她一身清辉,神情稚嫩,眼睛却比月亮还亮。
说得这样准,还是意外吗?
作者有话说:
[1]希腊神话故事,自己描述了一下。
外加小梁发给霍之冕的画是英国画家约瑟夫·玛罗德·威廉·透纳的《ThePartingofHeroandLeander》。
小小声,不翻译名字不是为了装杯,是不舍得破梗。
Leander在后文还有作用,暂时不能揭,抱歉抱歉。
[2]清江引·托咏明·宋方壶
第8章、错听
三人两狗上车,梁德旖坐于原位。
Hero蹲在一侧,盯住她不放。
梁德旖甚至从它的神情里,看出了一丝儿不开心。
她看向霍之冕,“这是?”
霍之冕捏了捏鼻梁,刚要说话,Hero平地起跳,窜到了梁德旖身上。
它找了个舒适的位置趴好,将脑袋置于扶手处,眼巴巴看着霍之冕。
梁德旖成了一张坐垫。
解释姗姗来迟,“你占了它的位置。”
前排的倪乒乒笑出声,“Hero很黏哥,乘车要并排坐。”
几十斤的大家伙生生压在梁德旖身上,尾巴掸得扑扑响。
它回望梁德旖,还讨好地舔了她一口。
简直哭笑不得。
“不然,我坐后排吧。”
梁德旖说。
霍之冕将Hero从梁德旖身上拽下来,Hero不从,哼哼唧唧扭头,大爪子恨不得抠在她身上,誓不从命。
而Leander守在梁德旖脚边,堵了她的去路。
“这又是啥意思啊?你们谁给翻译翻译?”
梁德旖抱着Hero,探到了它的肚皮,暖融融的。
霍之冕抬眼看她,一点儿笑意溅了出来,“它喜欢你。

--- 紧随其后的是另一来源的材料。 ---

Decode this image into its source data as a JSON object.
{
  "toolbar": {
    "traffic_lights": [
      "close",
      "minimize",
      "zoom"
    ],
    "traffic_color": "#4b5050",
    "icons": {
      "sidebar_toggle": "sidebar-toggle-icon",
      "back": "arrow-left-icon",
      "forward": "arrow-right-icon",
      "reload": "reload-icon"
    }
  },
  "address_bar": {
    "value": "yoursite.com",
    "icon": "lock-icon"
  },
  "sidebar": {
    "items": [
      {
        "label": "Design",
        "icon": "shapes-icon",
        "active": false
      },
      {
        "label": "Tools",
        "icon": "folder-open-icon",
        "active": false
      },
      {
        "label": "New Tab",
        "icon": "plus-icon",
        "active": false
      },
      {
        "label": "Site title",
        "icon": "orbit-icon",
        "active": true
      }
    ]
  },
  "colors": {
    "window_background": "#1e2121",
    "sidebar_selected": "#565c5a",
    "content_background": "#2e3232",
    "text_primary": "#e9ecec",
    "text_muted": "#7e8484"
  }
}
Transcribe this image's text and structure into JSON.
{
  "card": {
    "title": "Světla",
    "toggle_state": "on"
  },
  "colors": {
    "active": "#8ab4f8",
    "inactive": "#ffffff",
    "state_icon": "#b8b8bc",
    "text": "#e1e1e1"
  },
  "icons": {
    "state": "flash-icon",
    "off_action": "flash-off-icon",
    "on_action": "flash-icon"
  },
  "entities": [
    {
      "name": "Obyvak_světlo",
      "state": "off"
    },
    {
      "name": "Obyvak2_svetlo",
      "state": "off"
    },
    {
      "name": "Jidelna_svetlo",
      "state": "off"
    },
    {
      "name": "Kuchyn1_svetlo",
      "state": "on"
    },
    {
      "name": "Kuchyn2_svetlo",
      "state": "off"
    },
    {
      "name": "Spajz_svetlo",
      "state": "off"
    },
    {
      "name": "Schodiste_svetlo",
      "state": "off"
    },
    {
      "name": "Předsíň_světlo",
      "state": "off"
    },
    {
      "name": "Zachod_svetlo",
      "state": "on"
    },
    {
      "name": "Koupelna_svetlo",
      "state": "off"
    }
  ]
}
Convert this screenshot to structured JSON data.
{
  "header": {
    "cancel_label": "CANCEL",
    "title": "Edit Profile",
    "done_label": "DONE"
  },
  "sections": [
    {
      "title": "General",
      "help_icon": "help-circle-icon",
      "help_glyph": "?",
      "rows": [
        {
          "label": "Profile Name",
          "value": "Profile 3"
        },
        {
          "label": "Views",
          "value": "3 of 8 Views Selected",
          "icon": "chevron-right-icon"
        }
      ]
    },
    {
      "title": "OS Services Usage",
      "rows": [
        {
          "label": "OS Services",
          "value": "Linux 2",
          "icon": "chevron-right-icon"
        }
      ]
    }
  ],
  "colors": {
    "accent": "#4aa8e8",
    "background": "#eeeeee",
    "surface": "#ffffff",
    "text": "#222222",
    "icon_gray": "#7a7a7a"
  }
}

”
“它”
字来得很轻,“喜欢你”
格外清晰。
梁德旖只觉得浑身血液冲过头顶,整个人都热透了、煮沸了、烧开了。
不敢抬头,不敢说话,连呼吸都放轻了。
生怕一张嘴,那些藏不住的感情就止不住地跑出来了。
她不爱断章取义,但这一刻,理智抽离。
只想故意错听。
她将座椅放倒,和Hero分了一半。
一人一犬赖在一张椅子上,还有一只,压住了她的脚。